Hackers Impersonate ChatGPT, Claude and DeepSeek

Microsoft Threat Intelligence reported a series of global campaigns that impersonated ChatGPT, Anthropic’s Claude and DeepSeek. The attacks used phishing emails, malvertising and search-engine-optimization tactics to collect login credentials, payment details and to install malware.

In a ChatGPT-themed campaign, attackers used the display name ‘ChatGPT’ and a subject line urging users to update payment information. Links directed recipients to phishing pages that collected credit card data and personal information. About 4,500 of those messages targeted recipients in South Africa, and related activity was part of a larger run that delivered up to 100,000 emails in one day to recipients in Switzerland, Austria and South Africa. Affected organizations included higher education institutions and professional services firms.

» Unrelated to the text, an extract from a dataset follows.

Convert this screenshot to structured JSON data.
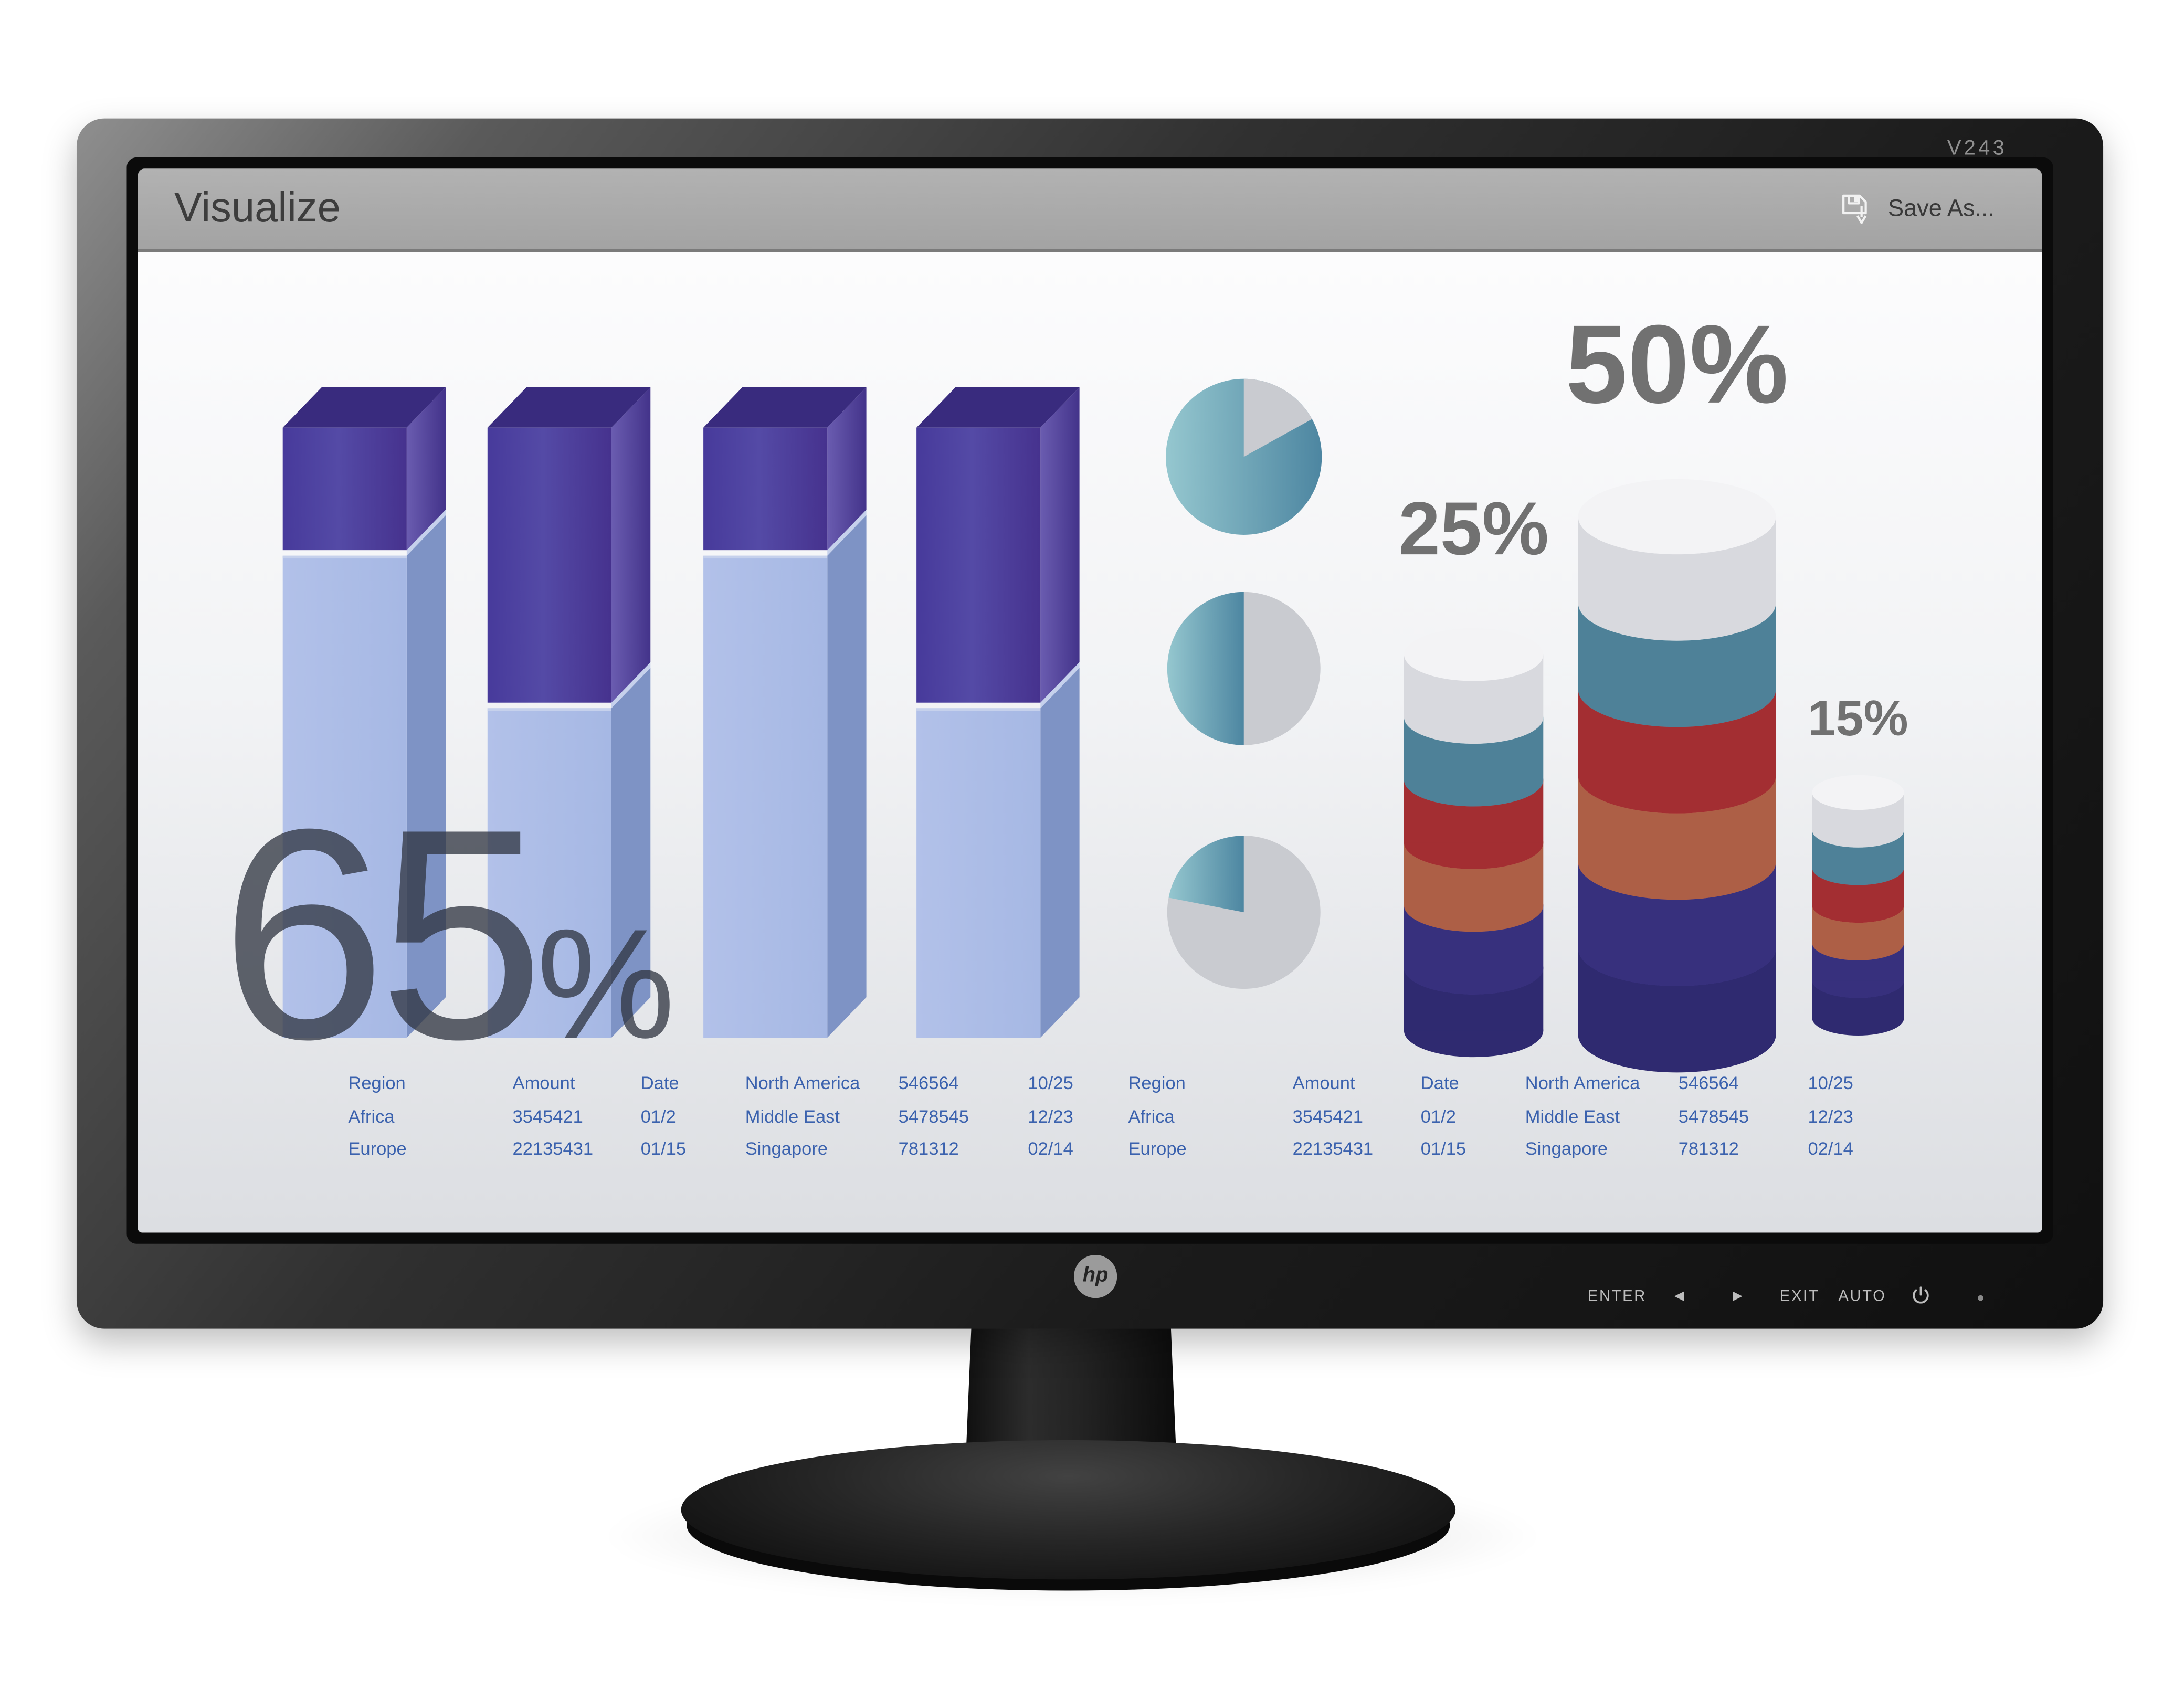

A separate campaign impersonated Anthropic-branded communications to target Claude users. Emails used display names such as ‘Anthropic Teams’ and ‘Anthropic PBC’ with subjects formatted like ‘Claude Appeal Request’ plus a date. Microsoft found the campaign reached contacts at more than 2,000 organizations, primarily in the United States, the United Kingdom and India, and the messages claimed recipients’ accounts had violated acceptable use policies and required immediate action.

Attackers also exploited interest in DeepSeek. Within hours of DeepSeek previewing version 4, actors created a counterfeit GitHub organization and repository that copied official branding and benchmark data, added SEO-friendly content and published archive files presented as installers. Those downloads contained the Vidar information-stealing malware. John Bruggeman, vCISO at CBTS, described the package as well timed and convincingly presented and noted the malicious repository appeared in GitHub and search results, which increased its credibility.

Microsoft outlined defensive steps for organizations, including enabling automatic attack disruption in Microsoft Defender XDR, turning on Zero-hour auto purge for Office 365, using Defender for Office 365 Safe Links, enforcing multi-factor authentication across accounts, scoping conditional access policies to protect privileged access, and using the Microsoft Authenticator app for passkeys and MFA. The company also recommended investing in advanced anti-phishing tools.

Bruggeman recommended maintaining clear AI governance policies, publishing a list of approved tools, blocking lookalike and recently registered domains, monitoring suspicious downloads and sign-ins, and training staff on AI-themed phishing lures. Security teams were advised to watch for domains that mimic popular AI brands, newly registered lookalike sites, unexpected download links and account enforcement messages that press for immediate action.